企画のき

企画のき 03_「要求=目的」ならばそれは真の要求

前回の『企画のき 02_要求×手段=価値』では、要求と手段と価値との関係について、その概要をお話ししました。価値とは何か?ということを起点にし、その価値を構成する要求や手段について、考えを述べていきました。

そこで、今回は、その構成要素である「要求」について少し考えを進めてみたいと思います。

前回、「要求とは、誰かの、何らかの、解決したいと考える困り事である。」と定義しました。
掃除することを例にして「掃除の品質を上げたい」や「掃除にかかる手間を削減したい」というようなことが要求にあたるというお話しをしました。
そして、その要求にはそれぞれ背景にあたるものがあるというお話しもしました。
「折角掃除をしているのに、綺麗になっているとは思えない。もう少し綺麗に、塵一つないという状態にはできないものだろうか?」や「なぜ人の手で掃除機を使って掃除をしなければならないのか?何もしなくても掃除が終わらないだろうか?」といった、掃除をする人の困り事が背景にあるということ。そして、その背景から発露される「それをなんとかしたい」というのが要求の元になっている。というお話しをしました。

そう考えると、「こうならないものだろうか?」という背景に基いて「○○したい」と表現されるもの。これが要求であると考えて良さそうです。
しかし、本当にそうでしょうか?そんな簡単なものなのでしょうか?
それを確かめるために、簡単な例を用いて検証してみたいと思います。

例えば、「水が飲みたい」という状況を考えてみます。
「水が飲みたい」は、「○○したい」という表現になっていますので、一旦これを仮の要求としておきます。そして、要求には「その元となる背景にあたるものが必ずがある」という見解ですので、それを探ってみます。
この「水が飲みたい」の背景として、どのようなことが考えられるでしょうか?つまり「水が飲みたい」の理由。なぜ水が飲みたいのか?です。
ここでは、例として、その理由を、①「喉が乾いているから」と②「その水の味を知りたいから」の二つから考えてみます。

まずは、①「喉が乾いているから」の場合。これは「水が飲みたい。なぜならば、喉が乾いているからだ」という構図になります。
この「水が飲みたい」が真の要求なのかどうかを確かめるために、ここで一つ「その目的は?」という質問を加えてみます。
すると、背景の内容から、恐らく「喉の渇きを解消するため」という回答になるでしょう。
そこで、質問をもう一つ。「喉の渇きを解消するためには、水を飲む必要がありますか?」という質問を加えてみます。
すると、たいていは、「水でなくても、他のものでも、喉の渇きを解消することができる」という回答になるでしょう。
ということは、この場合「水が飲みたい」というのは真の要求ではなく、「喉の渇きを解消する」という目的のための一つの手段に過ぎなかったということになります。そして、「喉の渇きを解消したい」というのがここでの真の要求であり、仮の要求としたものは、目的とイコールにはならなかった。つまり、「仮の要求≠目的」という構図になるということです。

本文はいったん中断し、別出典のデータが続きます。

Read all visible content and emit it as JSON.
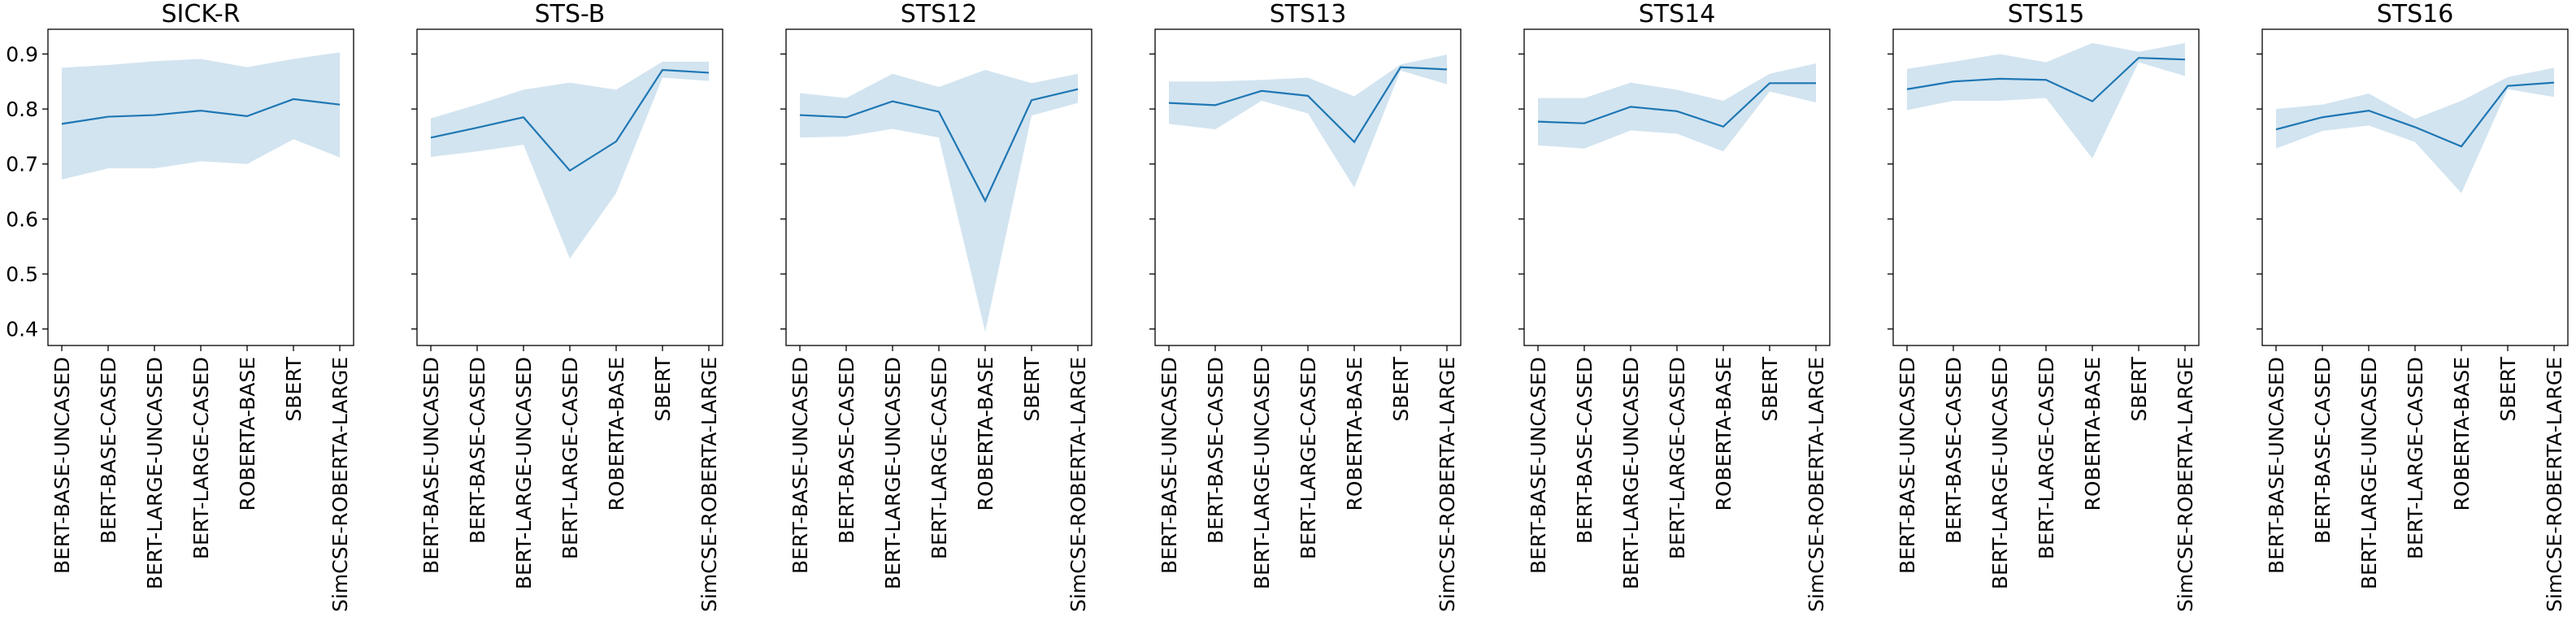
{
  "chart_data": [
    {
      "type": "line",
      "title": "SICK-R",
      "categories": [
        "BERT-BASE-UNCASED",
        "BERT-BASE-CASED",
        "BERT-LARGE-UNCASED",
        "BERT-LARGE-CASED",
        "ROBERTA-BASE",
        "SBERT",
        "SimCSE-ROBERTA-LARGE"
      ],
      "series": [
        {
          "mean": [
            0.773,
            0.786,
            0.789,
            0.797,
            0.787,
            0.818,
            0.808
          ],
          "lower": [
            0.672,
            0.692,
            0.692,
            0.705,
            0.7,
            0.745,
            0.712
          ],
          "upper": [
            0.875,
            0.88,
            0.887,
            0.891,
            0.876,
            0.891,
            0.903
          ]
        }
      ]
    },
    {
      "type": "line",
      "title": "STS-B",
      "categories": [
        "BERT-BASE-UNCASED",
        "BERT-BASE-CASED",
        "BERT-LARGE-UNCASED",
        "BERT-LARGE-CASED",
        "ROBERTA-BASE",
        "SBERT",
        "SimCSE-ROBERTA-LARGE"
      ],
      "series": [
        {
          "mean": [
            0.748,
            0.766,
            0.785,
            0.688,
            0.741,
            0.871,
            0.866
          ],
          "lower": [
            0.713,
            0.723,
            0.735,
            0.528,
            0.647,
            0.857,
            0.851
          ],
          "upper": [
            0.783,
            0.808,
            0.835,
            0.848,
            0.835,
            0.886,
            0.886
          ]
        }
      ]
    },
    {
      "type": "line",
      "title": "STS12",
      "categories": [
        "BERT-BASE-UNCASED",
        "BERT-BASE-CASED",
        "BERT-LARGE-UNCASED",
        "BERT-LARGE-CASED",
        "ROBERTA-BASE",
        "SBERT",
        "SimCSE-ROBERTA-LARGE"
      ],
      "series": [
        {
          "mean": [
            0.789,
            0.785,
            0.814,
            0.795,
            0.633,
            0.816,
            0.836
          ],
          "lower": [
            0.748,
            0.75,
            0.764,
            0.748,
            0.395,
            0.788,
            0.811
          ],
          "upper": [
            0.829,
            0.82,
            0.864,
            0.84,
            0.871,
            0.847,
            0.864
          ]
        }
      ]
    },
    {
      "type": "line",
      "title": "STS13",
      "categories": [
        "BERT-BASE-UNCASED",
        "BERT-BASE-CASED",
        "BERT-LARGE-UNCASED",
        "BERT-LARGE-CASED",
        "ROBERTA-BASE",
        "SBERT",
        "SimCSE-ROBERTA-LARGE"
      ],
      "series": [
        {
          "mean": [
            0.811,
            0.807,
            0.833,
            0.824,
            0.74,
            0.876,
            0.872
          ],
          "lower": [
            0.773,
            0.763,
            0.815,
            0.792,
            0.657,
            0.87,
            0.845
          ],
          "upper": [
            0.85,
            0.85,
            0.853,
            0.857,
            0.823,
            0.881,
            0.899
          ]
        }
      ]
    },
    {
      "type": "line",
      "title": "STS14",
      "categories": [
        "BERT-BASE-UNCASED",
        "BERT-BASE-CASED",
        "BERT-LARGE-UNCASED",
        "BERT-LARGE-CASED",
        "ROBERTA-BASE",
        "SBERT",
        "SimCSE-ROBERTA-LARGE"
      ],
      "series": [
        {
          "mean": [
            0.777,
            0.774,
            0.804,
            0.796,
            0.768,
            0.847,
            0.847
          ],
          "lower": [
            0.734,
            0.728,
            0.761,
            0.755,
            0.723,
            0.832,
            0.812
          ],
          "upper": [
            0.82,
            0.82,
            0.848,
            0.835,
            0.815,
            0.864,
            0.883
          ]
        }
      ]
    },
    {
      "type": "line",
      "title": "STS15",
      "categories": [
        "BERT-BASE-UNCASED",
        "BERT-BASE-CASED",
        "BERT-LARGE-UNCASED",
        "BERT-LARGE-CASED",
        "ROBERTA-BASE",
        "SBERT",
        "SimCSE-ROBERTA-LARGE"
      ],
      "series": [
        {
          "mean": [
            0.836,
            0.85,
            0.855,
            0.853,
            0.814,
            0.893,
            0.89
          ],
          "lower": [
            0.798,
            0.815,
            0.815,
            0.82,
            0.71,
            0.885,
            0.86
          ],
          "upper": [
            0.873,
            0.886,
            0.9,
            0.885,
            0.92,
            0.904,
            0.92
          ]
        }
      ]
    },
    {
      "type": "line",
      "title": "STS16",
      "categories": [
        "BERT-BASE-UNCASED",
        "BERT-BASE-CASED",
        "BERT-LARGE-UNCASED",
        "BERT-LARGE-CASED",
        "ROBERTA-BASE",
        "SBERT",
        "SimCSE-ROBERTA-LARGE"
      ],
      "series": [
        {
          "mean": [
            0.763,
            0.785,
            0.797,
            0.767,
            0.732,
            0.842,
            0.848
          ],
          "lower": [
            0.728,
            0.76,
            0.77,
            0.74,
            0.647,
            0.836,
            0.822
          ],
          "upper": [
            0.8,
            0.808,
            0.828,
            0.782,
            0.815,
            0.858,
            0.875
          ]
        }
      ]
    }
  ],
  "axis": {
    "ylim": [
      0.37,
      0.945
    ],
    "yticks": [
      0.4,
      0.5,
      0.6,
      0.7,
      0.8,
      0.9
    ],
    "ytick_labels": [
      "0.4",
      "0.5",
      "0.6",
      "0.7",
      "0.8",
      "0.9"
    ],
    "grid": false
  },
  "colors": {
    "line": "#1f77b4",
    "band": "#1f77b4",
    "frame": "#000000"
  }
}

次に、②「その水の味を知りたいから」の場合。これは、例えば「水が飲みたい。なぜならば、その水の味を知りたいから」という構図。
①と同じように、仮に置いた要求が真の要求であるかを確かめるために、「その目的は?」と質問してみます。
すると、背景の内容から、「水の飲み比べをしていて、その水の味を知りたいから」という回答を得たとします。
そこで、質問をもう一つ。「その水の味を知るためには、水を飲む必要がありますか?」という質問を加えてみます。
すると、恐らく、「その水の味が知りたいと言っているのに、他の水や、他の飲み物で確かめてどうするの。」という回答になると考えられます。当然ですね。
ということは、「水が飲みたい」というのは「その水の味を知る」という目的のために必要なことであり、それそのものが要求だったということであり、「仮の要求=目的」という構図になります。つまり、仮の要求は真の要求だったということになります。

まとめると、まず、「○○したい。」と表現できる、要求と思わしきものを一旦「仮の要求」とし、併せて、その「仮の要求」に対する背景を確認します。
次に、「仮の要求」に対して、「その目的は?」と尋ねたときの返答内容を「目的」とします。その内容が「背景」とズレていないかを確認します。
そして、『「目的」を果たすためには、必ず「仮の要求」を実施する必要がありますか?必ずしもそうではないですか?』と尋ね、必要があると返答する場合は、仮の要求は真の要求であり、必ずしもそうではないという返答になる場合は、仮の要求は真の要求ではないということになります。そして、その場合、仮の要求は、真の要求を満たすための手段であることが多い。
ということになります。つまり、「要求=目的」であることが確認できれば、その要求は、真の要求であったと考えて良いでしょう。